= Upper Kuttanad =

Region in Kuttanad, India

Upper Kuttanad is a part of India's Kuttanad region. It consists of parts of Kottayam, Pathanamthitta, and Alapuzha districts.

Kuttanad is broadly divided into Lower Kuttanad (Taluks of Ambalapuzha and Kuttanad in Alappuzha district), Upper Kuttanad (some parts of Kuttanad, and Karthikapally Taluks in Alappuzha district, western parts of Tiruvalla taluk in Pathanamthitta district), and North Kuttanad (Taluks of Vaikom, and western parts of Changanacherry and Kottayam taluks in Kottayam district.)

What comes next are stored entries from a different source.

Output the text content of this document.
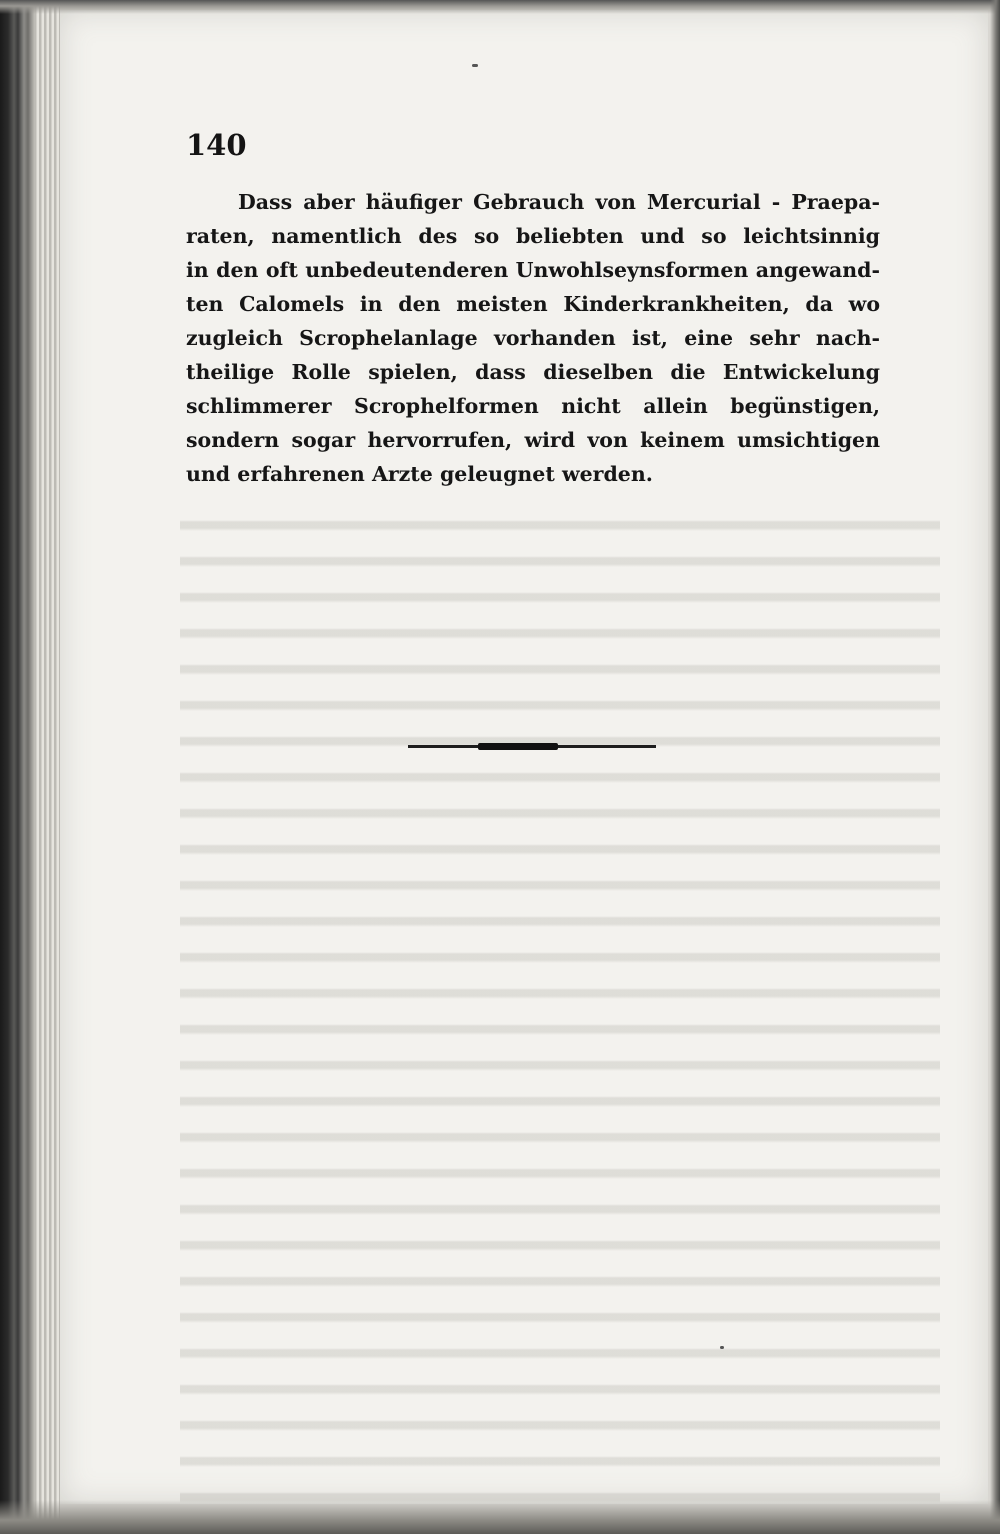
140

Dass aber häufiger Gebrauch von Mercurial - Praepa-
raten, namentlich des so beliebten und so leichtsinnig
in den oft unbedeutenderen Unwohlseynsformen angewand-
ten Calomels in den meisten Kinderkrankheiten, da wo
zugleich Scrophelanlage vorhanden ist, eine sehr nach-
theilige Rolle spielen, dass dieselben die Entwickelung
schlimmerer Scrophelformen nicht allein begünstigen,
sondern sogar hervorrufen, wird von keinem umsichtigen
und erfahrenen Arzte geleugnet werden.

Some villages in Upper Kuttanad are Edathua, Thalavady, Muttar, Veeyapuram, Peringara, chathenkary, Nedumbram, Niranam, Kadapra, Parumala, Mannar and Pallippad.

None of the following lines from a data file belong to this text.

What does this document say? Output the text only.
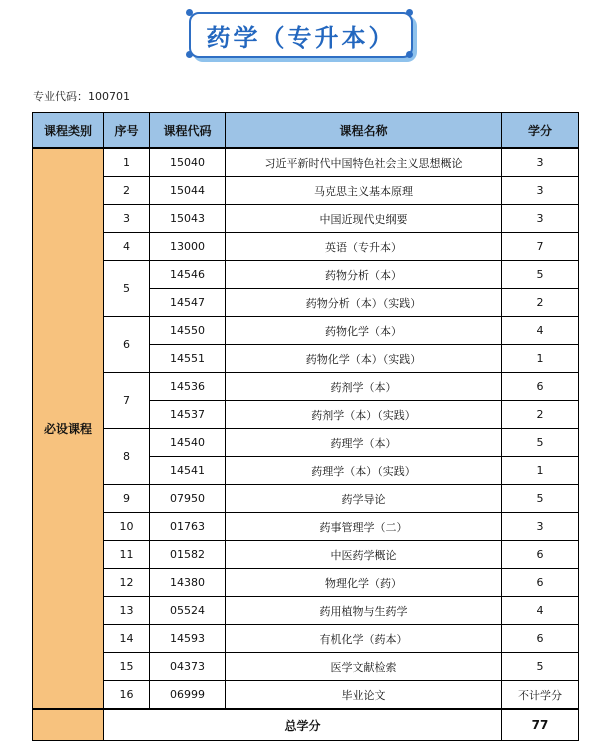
药学（专升本）
专业代码：100701
课程类别	序号	课程代码	课程名称	学分
必设课程	1	15040	习近平新时代中国特色社会主义思想概论	3
	2	15044	马克思主义基本原理	3
	3	15043	中国近现代史纲要	3
	4	13000	英语（专升本）	7
	5	14546	药物分析（本）	5
		14547	药物分析（本）（实践）	2
	6	14550	药物化学（本）	4
		14551	药物化学（本）（实践）	1
	7	14536	药剂学（本）	6
		14537	药剂学（本）（实践）	2
	8	14540	药理学（本）	5
		14541	药理学（本）（实践）	1
	9	07950	药学导论	5
	10	01763	药事管理学（二）	3
	11	01582	中医药学概论	6
	12	14380	物理化学（药）	6
	13	05524	药用植物与生药学	4
	14	14593	有机化学（药本）	6
	15	04373	医学文献检索	5
	16	06999	毕业论文	不计学分
	总学分			77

There is a demand for an Upper Kuttanad taluk (administrative subdivision) with Edathua as headquarters.

Many villages in the Upper Kuttanad region in the upper reaches of Pampa, are frequently affected by heavy rains and floods in 2019.

In 2024, the wetlands of Upper Kuttanad, saw an invasive plant, Malayan Hanguana, spread throughout the backwater areas of Kumarakom panchayat.